After all, most books, while not exactly about sentences, are at least composed of sentences. Surely, a book about sentences would be like reading a book on the architecture of great buildings and concentrating on the bricks. Or studying great works of art by focusing on the individual brushstrokes.

And, in effect, the close study of the brush stroke is exactly what Verlyn Klinkenborg’s Several short sentences about writing comes close to being. It’s also true that, while the title promises ‘several short sentences’, there are close to two hundred pages of sentences. Some short and some a little longer than would be traditionally considered short. But the focus never varies; the sentence and how a writer builds sentences is what this book is about.

Klinkenborg makes his purpose clear right at the start:


Here, in short, is what I want to tell you.
Know what each sentence says,
What it doesn’t say,
And what it implies.
Of these, the hardest is knowing what each sentence actually says.

Page 1

Part of the book’s charm is the almost poetry-style layout of the sentences and the way the sentences are grouped into stanzas of aggregated purpose, which gradually impose a hypnotic state of acceptance. Concentrating on the sentence affords a release from the tension of ‘meaning’ and ‘purpose’. The paradox is, that with the focus on the individual sentence, meaning accrues by default. It need not be forced by the writer.

James Joyce knew about the importance of sentences. There’s a story that, during the composition — and there’s a word that suggests a more atomised approach to writing — of Ulysses, he met an acquaintance on a Zurich street. The man asked Joyce how his writing was proceeding. Joyce responded with enthusiasm, saying that he had had a very successful day. Expecting to be told that Joyce had turned out hundreds, if not thousands of words, the man asked why the day had gone so well. Klinkenborg would have understood Joyce’s response. Joyce told his acquaintance that he had swapped two words in a sentence that he had been working on for a week.

Ulysses took Joyce seven years to write. Sentence by sentence.

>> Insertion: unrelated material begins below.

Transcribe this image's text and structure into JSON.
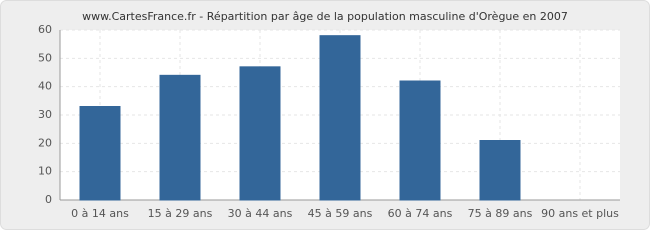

As Klinkenborg says (as if speaking to Joyce),

Your job as a writer is making sentences.
Your other jobs include fixing sentences, killing sentences, and arranging sentences.
If this is the case—making, fixing, killing, arranging—how can your writing possibly flow?
It can’t.

Flow is something the reader experiences, not the writer.

Page 67

The feels counter-intuitive to many writers, who settle into the magic of scenes and beats and story and plot and character arcs. To focus on the sentence may also feel like being unmoored or drifting at sea far from the sight of land. But with each sentence, the promise of landfall is closer.

Trusting to the individual sentence is like finally accepting you can float in the water.